John Boehner, he of the (fill in your orange skin joke here), has said on multiple occasions that the recent elections, in which the GOP kicked so much Democratic ass that even downright scary, religio-crazy, swirly eyed yahoos won races across the country, were a mandate for the GOP agenda. Boehner has said Americans now want the Congress to roll back the health care law. He's also adamant that the victory gave him a clear mandate to extend tax cuts for all Americans, including the uber-wealthy.

Of course, neither of these things is remotely true. A post-election poll by the Associated Press found that a mere 31 percent of respondents wanted to repeal the health care law completely. Further, 20 percent want it untouched, and a plurality of 38 percent think the law did not go far enough. Sure, people are upset by the health care law. But most people are upset by it because they wanted more. Most people wonder what ever happened to the public option, which liberals conceded to as a fallback, compromise position from the single-payer system they wanted.

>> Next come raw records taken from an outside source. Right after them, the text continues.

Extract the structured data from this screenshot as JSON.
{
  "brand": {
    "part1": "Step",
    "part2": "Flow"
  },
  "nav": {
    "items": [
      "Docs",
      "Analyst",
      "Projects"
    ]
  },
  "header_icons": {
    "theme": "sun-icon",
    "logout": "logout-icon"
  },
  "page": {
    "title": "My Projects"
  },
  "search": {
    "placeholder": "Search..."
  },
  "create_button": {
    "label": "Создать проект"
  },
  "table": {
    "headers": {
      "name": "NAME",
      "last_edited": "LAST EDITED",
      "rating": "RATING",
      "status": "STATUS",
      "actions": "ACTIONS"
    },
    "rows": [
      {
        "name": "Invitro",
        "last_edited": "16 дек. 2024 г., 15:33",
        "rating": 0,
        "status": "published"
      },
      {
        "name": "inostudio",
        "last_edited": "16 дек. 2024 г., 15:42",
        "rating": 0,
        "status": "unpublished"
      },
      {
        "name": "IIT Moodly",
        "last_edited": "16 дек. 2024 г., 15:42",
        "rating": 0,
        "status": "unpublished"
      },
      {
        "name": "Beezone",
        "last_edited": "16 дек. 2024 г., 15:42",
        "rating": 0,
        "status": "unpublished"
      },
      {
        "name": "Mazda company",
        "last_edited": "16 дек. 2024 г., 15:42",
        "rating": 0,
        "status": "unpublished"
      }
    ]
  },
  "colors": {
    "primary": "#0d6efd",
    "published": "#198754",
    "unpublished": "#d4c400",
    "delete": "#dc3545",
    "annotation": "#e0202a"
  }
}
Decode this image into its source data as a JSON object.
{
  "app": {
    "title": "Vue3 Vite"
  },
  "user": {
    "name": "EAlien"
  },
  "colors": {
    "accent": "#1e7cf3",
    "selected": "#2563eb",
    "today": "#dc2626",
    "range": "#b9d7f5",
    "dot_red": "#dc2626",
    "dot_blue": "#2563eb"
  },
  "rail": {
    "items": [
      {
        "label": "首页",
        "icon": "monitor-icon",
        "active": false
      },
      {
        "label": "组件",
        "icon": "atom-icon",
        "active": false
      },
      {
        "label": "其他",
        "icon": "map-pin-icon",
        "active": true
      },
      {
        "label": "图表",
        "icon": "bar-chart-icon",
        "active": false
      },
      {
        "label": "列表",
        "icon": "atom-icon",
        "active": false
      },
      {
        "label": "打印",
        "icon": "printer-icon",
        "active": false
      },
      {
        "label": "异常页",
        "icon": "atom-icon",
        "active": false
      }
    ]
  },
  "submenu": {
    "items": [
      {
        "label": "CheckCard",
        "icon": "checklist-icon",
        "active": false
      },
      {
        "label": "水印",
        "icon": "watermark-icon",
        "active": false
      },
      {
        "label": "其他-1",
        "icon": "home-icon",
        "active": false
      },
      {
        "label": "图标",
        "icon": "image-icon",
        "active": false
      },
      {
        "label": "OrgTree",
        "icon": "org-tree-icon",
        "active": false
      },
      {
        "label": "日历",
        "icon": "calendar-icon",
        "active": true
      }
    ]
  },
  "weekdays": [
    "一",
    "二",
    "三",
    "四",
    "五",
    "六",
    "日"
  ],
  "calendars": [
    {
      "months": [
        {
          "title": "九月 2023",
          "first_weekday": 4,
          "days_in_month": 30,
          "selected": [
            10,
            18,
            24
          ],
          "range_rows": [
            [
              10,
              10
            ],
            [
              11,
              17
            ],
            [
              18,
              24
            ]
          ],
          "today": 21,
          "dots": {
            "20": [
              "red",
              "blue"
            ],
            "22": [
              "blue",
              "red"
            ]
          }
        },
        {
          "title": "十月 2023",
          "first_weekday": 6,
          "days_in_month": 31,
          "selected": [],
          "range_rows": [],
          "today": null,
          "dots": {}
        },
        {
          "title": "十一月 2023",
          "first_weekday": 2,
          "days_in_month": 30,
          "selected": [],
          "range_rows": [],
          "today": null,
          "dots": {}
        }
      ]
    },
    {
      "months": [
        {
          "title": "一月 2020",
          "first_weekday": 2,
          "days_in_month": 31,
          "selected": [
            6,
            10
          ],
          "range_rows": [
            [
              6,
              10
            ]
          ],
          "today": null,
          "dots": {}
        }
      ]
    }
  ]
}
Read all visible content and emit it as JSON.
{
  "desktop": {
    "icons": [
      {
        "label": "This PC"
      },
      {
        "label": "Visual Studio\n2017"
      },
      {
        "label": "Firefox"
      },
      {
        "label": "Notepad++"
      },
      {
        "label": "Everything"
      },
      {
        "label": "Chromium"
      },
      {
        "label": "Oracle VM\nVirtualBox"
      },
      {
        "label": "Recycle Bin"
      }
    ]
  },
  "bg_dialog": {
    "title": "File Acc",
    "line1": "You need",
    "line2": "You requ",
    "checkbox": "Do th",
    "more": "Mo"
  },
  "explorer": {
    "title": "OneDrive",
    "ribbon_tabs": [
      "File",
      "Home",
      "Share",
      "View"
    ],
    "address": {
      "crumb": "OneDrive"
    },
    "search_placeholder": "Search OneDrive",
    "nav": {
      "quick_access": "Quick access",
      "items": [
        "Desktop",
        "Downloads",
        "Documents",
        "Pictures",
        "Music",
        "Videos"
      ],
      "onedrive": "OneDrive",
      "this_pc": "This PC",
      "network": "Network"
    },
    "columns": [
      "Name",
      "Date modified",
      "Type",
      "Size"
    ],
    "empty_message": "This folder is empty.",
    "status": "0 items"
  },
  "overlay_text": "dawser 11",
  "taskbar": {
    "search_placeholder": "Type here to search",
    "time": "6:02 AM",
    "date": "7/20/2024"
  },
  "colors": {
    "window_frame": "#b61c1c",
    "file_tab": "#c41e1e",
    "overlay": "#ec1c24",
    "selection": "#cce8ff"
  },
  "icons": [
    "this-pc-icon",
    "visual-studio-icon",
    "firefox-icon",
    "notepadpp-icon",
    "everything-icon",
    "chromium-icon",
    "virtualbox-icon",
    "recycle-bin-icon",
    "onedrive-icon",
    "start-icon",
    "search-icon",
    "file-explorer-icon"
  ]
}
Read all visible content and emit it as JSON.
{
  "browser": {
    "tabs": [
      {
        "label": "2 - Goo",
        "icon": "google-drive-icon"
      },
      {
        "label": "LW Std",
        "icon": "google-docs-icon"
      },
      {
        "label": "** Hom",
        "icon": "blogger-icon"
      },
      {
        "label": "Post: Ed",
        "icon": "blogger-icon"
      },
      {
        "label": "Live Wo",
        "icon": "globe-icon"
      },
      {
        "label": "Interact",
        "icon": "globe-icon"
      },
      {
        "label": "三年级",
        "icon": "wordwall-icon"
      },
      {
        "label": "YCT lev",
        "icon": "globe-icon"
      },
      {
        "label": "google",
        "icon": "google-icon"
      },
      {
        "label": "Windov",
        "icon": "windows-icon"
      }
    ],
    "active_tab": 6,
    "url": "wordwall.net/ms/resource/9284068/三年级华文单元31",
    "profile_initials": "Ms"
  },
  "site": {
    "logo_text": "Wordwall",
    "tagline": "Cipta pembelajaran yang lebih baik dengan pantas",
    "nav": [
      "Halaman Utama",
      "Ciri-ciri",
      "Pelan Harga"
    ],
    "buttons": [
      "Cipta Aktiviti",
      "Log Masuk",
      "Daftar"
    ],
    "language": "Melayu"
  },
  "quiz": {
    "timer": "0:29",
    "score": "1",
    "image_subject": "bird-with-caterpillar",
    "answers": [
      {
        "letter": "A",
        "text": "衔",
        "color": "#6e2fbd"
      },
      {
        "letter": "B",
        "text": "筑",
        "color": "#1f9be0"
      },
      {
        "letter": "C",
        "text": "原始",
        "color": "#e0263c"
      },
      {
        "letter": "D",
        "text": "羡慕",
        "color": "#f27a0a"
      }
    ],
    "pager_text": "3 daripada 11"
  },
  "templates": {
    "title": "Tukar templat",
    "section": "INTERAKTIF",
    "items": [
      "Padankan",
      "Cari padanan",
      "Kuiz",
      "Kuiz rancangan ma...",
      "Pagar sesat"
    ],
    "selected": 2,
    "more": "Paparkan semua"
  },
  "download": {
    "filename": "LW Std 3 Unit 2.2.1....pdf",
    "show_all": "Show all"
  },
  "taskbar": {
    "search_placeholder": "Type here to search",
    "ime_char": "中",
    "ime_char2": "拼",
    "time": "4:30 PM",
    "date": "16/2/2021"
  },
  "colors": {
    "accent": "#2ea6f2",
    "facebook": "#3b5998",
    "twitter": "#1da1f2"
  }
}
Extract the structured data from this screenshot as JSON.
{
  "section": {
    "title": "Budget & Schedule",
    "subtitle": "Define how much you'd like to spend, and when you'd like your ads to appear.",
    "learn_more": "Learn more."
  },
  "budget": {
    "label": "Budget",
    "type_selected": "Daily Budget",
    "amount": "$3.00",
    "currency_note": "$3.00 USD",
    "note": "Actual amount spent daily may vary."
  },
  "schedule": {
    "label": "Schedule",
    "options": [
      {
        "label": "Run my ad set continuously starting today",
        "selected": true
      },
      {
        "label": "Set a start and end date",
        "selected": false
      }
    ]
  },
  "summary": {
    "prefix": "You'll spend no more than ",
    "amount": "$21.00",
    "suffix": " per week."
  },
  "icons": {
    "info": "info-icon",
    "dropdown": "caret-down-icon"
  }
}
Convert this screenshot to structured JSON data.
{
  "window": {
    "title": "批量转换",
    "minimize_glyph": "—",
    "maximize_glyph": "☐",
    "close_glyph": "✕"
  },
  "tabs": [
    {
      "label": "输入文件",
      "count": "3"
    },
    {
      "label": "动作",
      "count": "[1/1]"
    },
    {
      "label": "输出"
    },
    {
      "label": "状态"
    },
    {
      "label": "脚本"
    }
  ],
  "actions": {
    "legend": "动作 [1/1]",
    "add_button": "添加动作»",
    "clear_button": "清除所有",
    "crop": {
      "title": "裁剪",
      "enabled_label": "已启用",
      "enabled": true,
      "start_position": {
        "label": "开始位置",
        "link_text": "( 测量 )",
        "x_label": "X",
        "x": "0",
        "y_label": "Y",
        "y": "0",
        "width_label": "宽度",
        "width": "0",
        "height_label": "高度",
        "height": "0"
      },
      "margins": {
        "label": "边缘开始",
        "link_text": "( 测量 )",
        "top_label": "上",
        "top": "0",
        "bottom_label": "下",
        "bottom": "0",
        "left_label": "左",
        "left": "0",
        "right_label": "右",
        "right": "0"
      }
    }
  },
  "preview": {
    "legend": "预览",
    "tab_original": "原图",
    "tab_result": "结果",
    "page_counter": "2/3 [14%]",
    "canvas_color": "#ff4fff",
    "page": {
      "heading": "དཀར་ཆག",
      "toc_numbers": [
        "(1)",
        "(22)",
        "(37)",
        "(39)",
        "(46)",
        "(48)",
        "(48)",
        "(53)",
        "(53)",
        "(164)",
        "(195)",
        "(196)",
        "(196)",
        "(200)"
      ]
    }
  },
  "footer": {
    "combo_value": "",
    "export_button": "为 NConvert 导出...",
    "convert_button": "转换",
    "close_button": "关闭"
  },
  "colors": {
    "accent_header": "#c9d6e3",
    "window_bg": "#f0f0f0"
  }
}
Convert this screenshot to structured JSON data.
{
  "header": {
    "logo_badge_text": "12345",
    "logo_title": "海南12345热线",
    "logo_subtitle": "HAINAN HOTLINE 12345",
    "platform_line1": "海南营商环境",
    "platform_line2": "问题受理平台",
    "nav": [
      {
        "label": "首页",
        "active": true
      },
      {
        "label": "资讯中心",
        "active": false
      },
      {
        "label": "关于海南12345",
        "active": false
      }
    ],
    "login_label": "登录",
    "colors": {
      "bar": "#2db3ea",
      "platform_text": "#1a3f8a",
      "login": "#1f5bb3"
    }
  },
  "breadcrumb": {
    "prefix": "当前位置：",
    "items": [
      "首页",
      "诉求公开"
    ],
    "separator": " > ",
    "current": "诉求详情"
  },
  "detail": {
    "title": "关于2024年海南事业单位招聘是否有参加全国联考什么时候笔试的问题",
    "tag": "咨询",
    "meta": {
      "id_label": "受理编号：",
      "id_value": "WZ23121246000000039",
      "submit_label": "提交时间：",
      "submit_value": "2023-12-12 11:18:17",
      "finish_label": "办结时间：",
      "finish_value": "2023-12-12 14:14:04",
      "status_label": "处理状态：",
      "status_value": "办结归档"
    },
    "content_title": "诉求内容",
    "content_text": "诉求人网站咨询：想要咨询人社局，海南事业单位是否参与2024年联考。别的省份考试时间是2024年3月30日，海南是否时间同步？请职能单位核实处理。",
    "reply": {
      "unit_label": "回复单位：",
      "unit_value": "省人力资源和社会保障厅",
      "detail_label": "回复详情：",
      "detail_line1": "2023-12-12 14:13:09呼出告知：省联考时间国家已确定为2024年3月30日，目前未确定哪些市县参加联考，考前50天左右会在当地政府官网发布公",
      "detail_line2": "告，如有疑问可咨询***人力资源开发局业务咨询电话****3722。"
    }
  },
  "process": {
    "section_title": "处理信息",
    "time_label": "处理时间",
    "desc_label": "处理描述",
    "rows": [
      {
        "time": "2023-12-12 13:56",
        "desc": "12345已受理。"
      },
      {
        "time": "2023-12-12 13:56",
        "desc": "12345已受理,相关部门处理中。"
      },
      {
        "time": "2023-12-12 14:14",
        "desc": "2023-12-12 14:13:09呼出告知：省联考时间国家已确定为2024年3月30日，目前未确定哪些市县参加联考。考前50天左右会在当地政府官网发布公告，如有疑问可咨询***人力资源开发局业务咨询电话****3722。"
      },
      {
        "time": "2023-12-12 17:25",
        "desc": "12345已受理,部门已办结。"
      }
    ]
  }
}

As for taxes, just yesterday, CBS News released a poll that found just a quarter of respondents wanted tax cuts for everyone, while 53 percent wanted tax cuts extended for just families hauling in less than $250,000 per year. A smaller group, 14 percent, want the Bush tax cuts ended for everyone, and hey, at least those people are deficit hawks worthy of the name, unlike the Republicans now in Congress. And here's the real kicker: Just 46 percent of Republicans polled, less than half, want tax cuts extended for everyone. That represents a plurality of Republicans, with 41 percent wanting just the middle class cuts, but if the Republicans in Congress aren't even carrying out the will of the majority of their base, and far from the will of the American people at large, just who the hell are they catering to?

What good, what usefulness, derives from the Republican agenda? The plan they now offer represents more deficits and cannot even claim the support of the GOP's own base, much less America. Who can support these jackals? And why?

Remember right after the 2008 election, when it looked as if the GOP would be wandering in the wilderness for the next decade or three? Back then, a lot of commentators said that the Republican Party had become a regional phenomenon, a Southern, white party with little cachet in the rest of the country. Those commentators were right, after a fashion. The GOP is a minority party, but the South is just a desperately needed voting base. The real clientele of the Grand Old Party are, solely, the people who stand to gain from income tax cuts for the wealthiest Americans, from the abolition of the estate tax, from cuts in capital gains taxes. The GOP, at this point in its history, represents solely the interests of the stratospherically wealthy. When their agenda isn't popular with America, or in some cases even their own party, but would benefit almost entirely the wealthiest people, that is the only rational conclusion.

Conservative commentators would call what I just wrote "class warfare." They'd say that I'm fomenting resentment of the rich for no good purpose. To them, I offer the words of Warren Buffett: "There's class warfare, all right, but it's my class, the rich class, that's making war, and we're winning."